Hot issues
This question is quite appropriate, but he is 2 years old: In memory, the OLAP engine in Java
Background
I would like to create a pivot table similar to a matrix from a given table dataset in memory
eg. age by marital status (rows - age, columns - marital status).
Entrance : a list of people with age and some Boolean property (e.g. married),
Desired result : the number of people by age (row) and isMarried (column)
What I tried (Scala)
case class Person(val age:Int, val isMarried:Boolean) ... val people:List[Person] = ...

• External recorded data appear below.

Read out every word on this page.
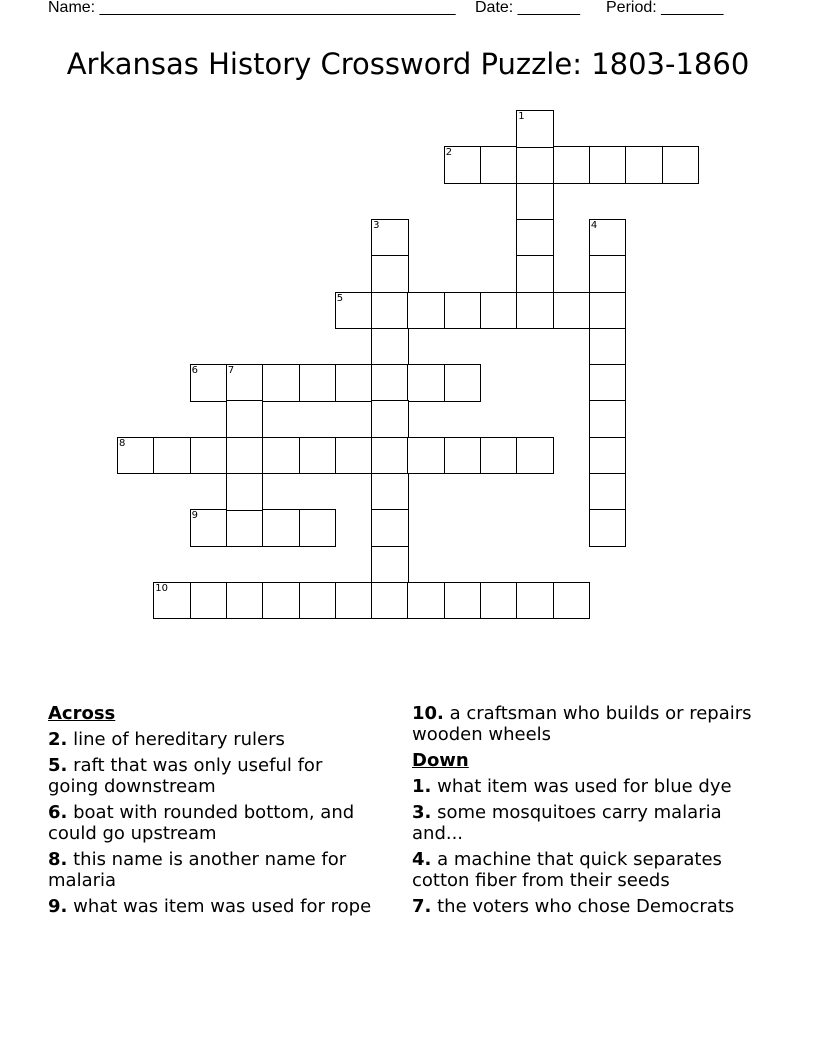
Name: ________________________________________

Date: _______

Period: _______

Arkansas History Crossword Puzzle: 1803-1860
2
5
6	7
8
9
10
1
3	4
Across
2. line of hereditary rulers
5. raft that was only useful for going downstream
6. boat with rounded bottom, and could go upstream
8. this name is another name for malaria
9. what was item was used for rope
10. a craftsman who builds or repairs wooden wheels
Down
1. what item was used for blue dye
3. some mosquitoes carry malaria and...
4. a machine that quick separates cotton fiber from their seeds
7. the voters who chose Democrats
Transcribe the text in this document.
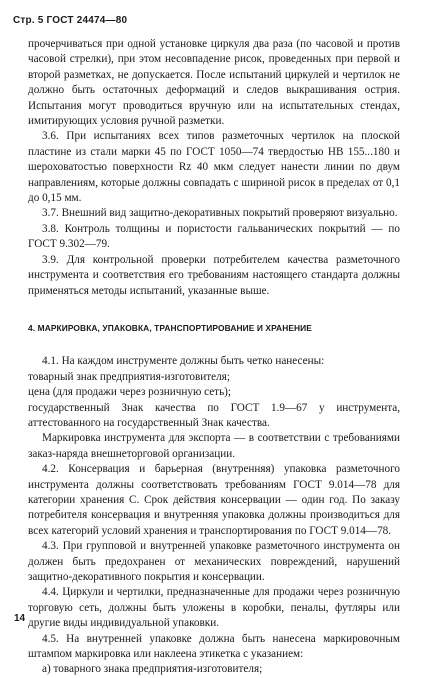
Стр. 5 ГОСТ 24474—80

прочерчиваться при одной установке циркуля два раза (по часовой и против часовой стрелки), при этом несовпадение рисок, проведенных при первой и второй разметках, не допускается. После испытаний циркулей и чертилок не должно быть остаточных деформаций и следов выкрашивания острия. Испытания могут проводиться вручную или на испытательных стендах, имитирующих условия ручной разметки.

3.6. При испытаниях всех типов разметочных чертилок на плоской пластине из стали марки 45 по ГОСТ 1050—74 твердостью НВ 155...180 и шероховатостью поверхности Rz 40 мкм следует нанести линии по двум направлениям, которые должны совпадать с шириной рисок в пределах от 0,1 до 0,15 мм.

3.7. Внешний вид защитно-декоративных покрытий проверяют визуально.

3.8. Контроль толщины и пористости гальванических покрытий — по ГОСТ 9.302—79.

3.9. Для контрольной проверки потребителем качества разметочного инструмента и соответствия его требованиям настоящего стандарта должны применяться методы испытаний, указанные выше.

4. МАРКИРОВКА, УПАКОВКА, ТРАНСПОРТИРОВАНИЕ И ХРАНЕНИЕ

4.1. На каждом инструменте должны быть четко нанесены:

товарный знак предприятия-изготовителя;

цена (для продажи через розничную сеть);

государственный Знак качества по ГОСТ 1.9—67 у инструмента, аттестованного на государственный Знак качества.

Маркировка инструмента для экспорта — в соответствии с требованиями заказ-наряда внешнеторговой организации.

4.2. Консервация и барьерная (внутренняя) упаковка разметочного инструмента должны соответствовать требованиям ГОСТ 9.014—78 для категории хранения С. Срок действия консервации — один год. По заказу потребителя консервация и внутренняя упаковка должны производиться для всех категорий условий хранения и транспортирования по ГОСТ 9.014—78.

4.3. При групповой и внутренней упаковке разметочного инструмента он должен быть предохранен от механических повреждений, нарушений защитно-декоративного покрытия и консервации.

4.4. Циркули и чертилки, предназначенные для продажи через розничную торговую сеть, должны быть уложены в коробки, пеналы, футляры или другие виды индивидуальной упаковки.

4.5. На внутренней упаковке должна быть нанесена маркировочным штампом маркировка или наклеена этикетка с указанием:

а) товарного знака предприятия-изготовителя;

14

I managed to do it naively, first grouping by age, then map , which performs count by marital status and displays the result, then I foldRight to aggregate
TreeMap(peopleByAge.toSeq: _*).map(x => { val age = x._1 val rows = x._2 val numMarried = rows.count(_.isMarried()) val numNotMarried = rows.length - numMarried (age, numMarried, numNotMarried) }).foldRight(List[FinalResult]())(row,list) => { val cumMarried = row._2+ (if (list.isEmpty) 0 else list.last.cumMarried) val cumNotMarried = row._3 + (if (list.isEmpty) 0 else l.last.cumNotMarried) list :+ new FinalResult(row._1, row._2, row._3, cumMarried,cumNotMarried) }.reverse
I do not like the code above, it is not efficient, it is difficult to read, and I am sure that there is a better way.
Question (s)
How do I group both? and how do I make a count for each subgroup, for example.
How many people are exactly 30 years old and married?
Another question is how I can execute the total to answer the question:
How many people over 30 are married?
Edit:
Thank you for your great answers.
just to clarify, I would like the output to include a โtableโ with the following columns
- Age (increasing)
- Num Married.
- Num not married
- Running everything is married.
- Running total single
Not only answers these specific requests, but also creates a report that will answer all such questions.